The cab environment is nothing special, but there’s also not much wrong with it either. The dash layout is functional, the instrument display with the usual electric vehicle dials showing state of charge and a live readout informing the driver of how much power they are using at any given time (or, regenerating and putting charge back into the battery when decelerating or descending a hill).
It’s not the biggest cab, it feels smaller than some competitor vehicles and, whilst not being an issue if the driver is working alone, with three people on board it does feel a little cramped. Storage for the drivers bits and bobs is a little limited too.
I had no issue with getting comfortable in the driver’s seat, and the position in general was fine. It has been reported elsewhere that the pedals are offset and can cause discomfort on long journeys but I didn’t experience this either on this van, or the diesel Proace and Vivaro I’ve had on test previously.
It’s still a novelty to switch a van on, rather than start an engine, and to move away almost silently, with just a gentle whine apparent in or outside the cab. Despite the acceleration figure quoted being fairly modest by today’s standards, with 100% of torque being available immediately, the sprint to, say 30mph is very rapid indeed. I had the opportunity to take the van on the motorway, and, albeit unladen it had little difficulty in achieving and maintaining the 80mph top speed.
Around town the van is very nimble, the steering being precise and encouraging the driver to ‘chuck it around a bit’. Ride quality is good which is not always the case in a van with no load in, and although the lack of an engine will highlight other potential sources of noise and vibration, there was nothing excessive, mostly confined to tyre noise on coarse surfaces.
Servicing and warranty
You’ll need to get the Proace Electric serviced every 2 years or 25,000 miles, whichever comes first.
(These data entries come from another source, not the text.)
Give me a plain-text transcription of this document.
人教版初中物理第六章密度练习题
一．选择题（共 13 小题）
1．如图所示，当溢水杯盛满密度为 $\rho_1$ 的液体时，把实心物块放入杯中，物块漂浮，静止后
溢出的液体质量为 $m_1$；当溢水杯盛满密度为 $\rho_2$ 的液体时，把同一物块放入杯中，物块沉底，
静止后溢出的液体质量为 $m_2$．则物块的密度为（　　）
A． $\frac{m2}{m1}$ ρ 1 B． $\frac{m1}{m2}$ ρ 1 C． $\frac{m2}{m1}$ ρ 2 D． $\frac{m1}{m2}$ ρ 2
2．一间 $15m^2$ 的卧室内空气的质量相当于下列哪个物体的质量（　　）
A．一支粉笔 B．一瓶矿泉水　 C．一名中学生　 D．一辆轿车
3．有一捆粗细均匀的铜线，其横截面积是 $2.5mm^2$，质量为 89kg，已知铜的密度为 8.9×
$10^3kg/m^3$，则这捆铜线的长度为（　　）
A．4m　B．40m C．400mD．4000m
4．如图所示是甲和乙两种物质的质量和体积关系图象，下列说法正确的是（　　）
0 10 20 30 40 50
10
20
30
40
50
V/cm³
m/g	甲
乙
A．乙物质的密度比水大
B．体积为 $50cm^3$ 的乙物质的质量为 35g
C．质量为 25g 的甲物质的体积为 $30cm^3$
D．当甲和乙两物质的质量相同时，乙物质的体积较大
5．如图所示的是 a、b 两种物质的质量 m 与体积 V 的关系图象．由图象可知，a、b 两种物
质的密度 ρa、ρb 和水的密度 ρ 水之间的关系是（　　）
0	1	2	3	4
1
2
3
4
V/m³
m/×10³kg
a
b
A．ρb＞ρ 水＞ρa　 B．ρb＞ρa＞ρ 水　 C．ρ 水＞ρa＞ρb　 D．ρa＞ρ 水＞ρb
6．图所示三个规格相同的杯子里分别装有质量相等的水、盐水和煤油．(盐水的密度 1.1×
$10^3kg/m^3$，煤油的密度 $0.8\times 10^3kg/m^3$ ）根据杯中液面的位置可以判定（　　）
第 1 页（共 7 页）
Where Toyota score over their Stellantis rivals is on the warranty. Although the previous 5 year offering is now reduced to 3 with a 60,000 mile limit, providing you have the van serviced at a Toyota dealer, the warranty runs for up to 10 years, or to a limit of 100,000 miles.
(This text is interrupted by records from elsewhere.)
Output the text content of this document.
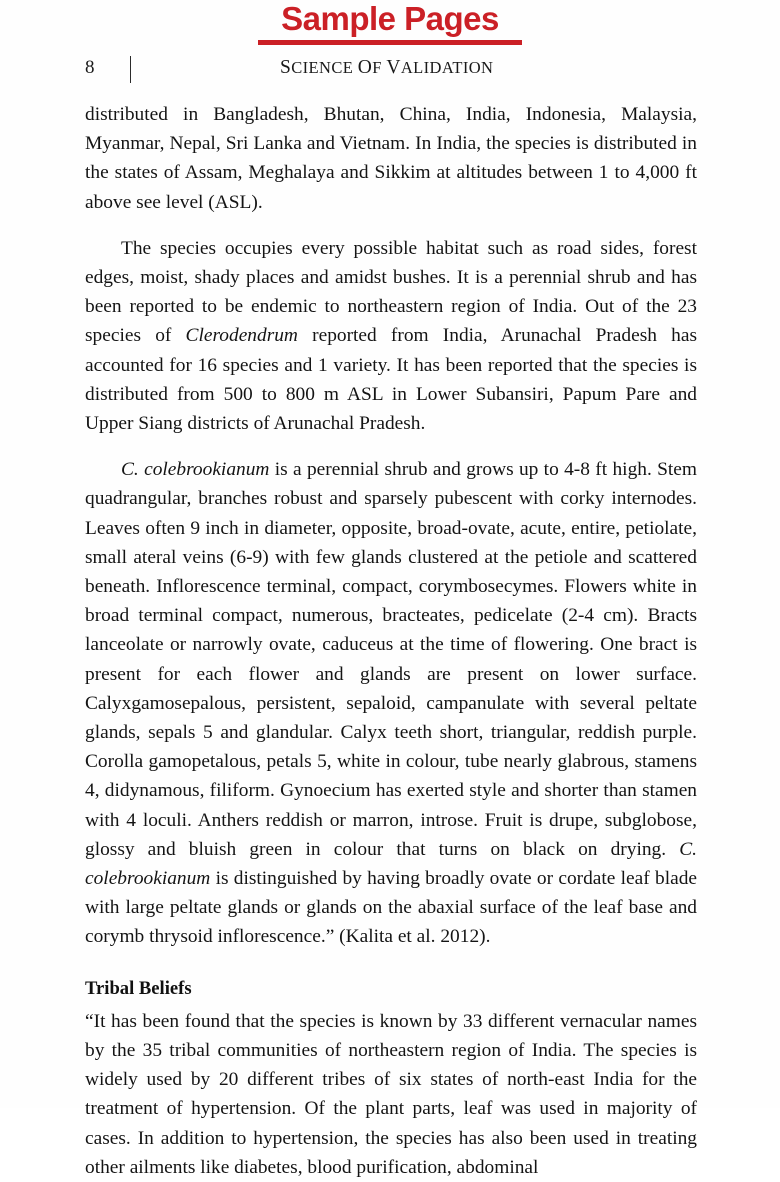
Sample Pages
8	SCIENCE OF VALIDATION

distributed in Bangladesh, Bhutan, China, India, Indonesia, Malaysia, Myanmar, Nepal, Sri Lanka and Vietnam. In India, the species is distributed in the states of Assam, Meghalaya and Sikkim at altitudes between 1 to 4,000 ft above see level (ASL).

The species occupies every possible habitat such as road sides, forest edges, moist, shady places and amidst bushes. It is a perennial shrub and has been reported to be endemic to northeastern region of India. Out of the 23 species of Clerodendrum reported from India, Arunachal Pradesh has accounted for 16 species and 1 variety. It has been reported that the species is distributed from 500 to 800 m ASL in Lower Subansiri, Papum Pare and Upper Siang districts of Arunachal Pradesh.

C. colebrookianum is a perennial shrub and grows up to 4-8 ft high. Stem quadrangular, branches robust and sparsely pubescent with corky internodes. Leaves often 9 inch in diameter, opposite, broad-ovate, acute, entire, petiolate, small ateral veins (6-9) with few glands clustered at the petiole and scattered beneath. Inflorescence terminal, compact, corymbosecymes. Flowers white in broad terminal compact, numerous, bracteates, pedicelate (2-4 cm). Bracts lanceolate or narrowly ovate, caduceus at the time of flowering. One bract is present for each flower and glands are present on lower surface. Calyxgamosepalous, persistent, sepaloid, campanulate with several peltate glands, sepals 5 and glandular. Calyx teeth short, triangular, reddish purple. Corolla gamopetalous, petals 5, white in colour, tube nearly glabrous, stamens 4, didynamous, filiform. Gynoecium has exerted style and shorter than stamen with 4 loculi. Anthers reddish or marron, introse. Fruit is drupe, subglobose, glossy and bluish green in colour that turns on black on drying. C. colebrookianum is distinguished by having broadly ovate or cordate leaf blade with large peltate glands or glands on the abaxial surface of the leaf base and corymb thrysoid inflorescence.” (Kalita et al. 2012).

Tribal Beliefs

“It has been found that the species is known by 33 different vernacular names by the 35 tribal communities of northeastern region of India. The species is widely used by 20 different tribes of six states of north-east India for the treatment of hypertension. Of the plant parts, leaf was used in majority of cases. In addition to hypertension, the species has also been used in treating other ailments like diabetes, blood purification, abdominal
The battery is guaranteed to retain a set percentage of capacity for 8 years or 62,000 miles.
In diesel form, this is a great van – payloads are good, the van looks sharp and modern and, depending on the trim level the spec is decent too. The transformation to a pure electric van has been executed very well indeed. With the larger battery pack, the range will be more than adequate for the majority of operations and can be quickly replenished overnight with a wallbox charger. It would however be nice for the electric van customer to have the same trim level choices that the diesel user enjoys.
The Proace Electric has won a number of industry awards, and, as an overall package it’s not difficult to see why. It’s a very good van.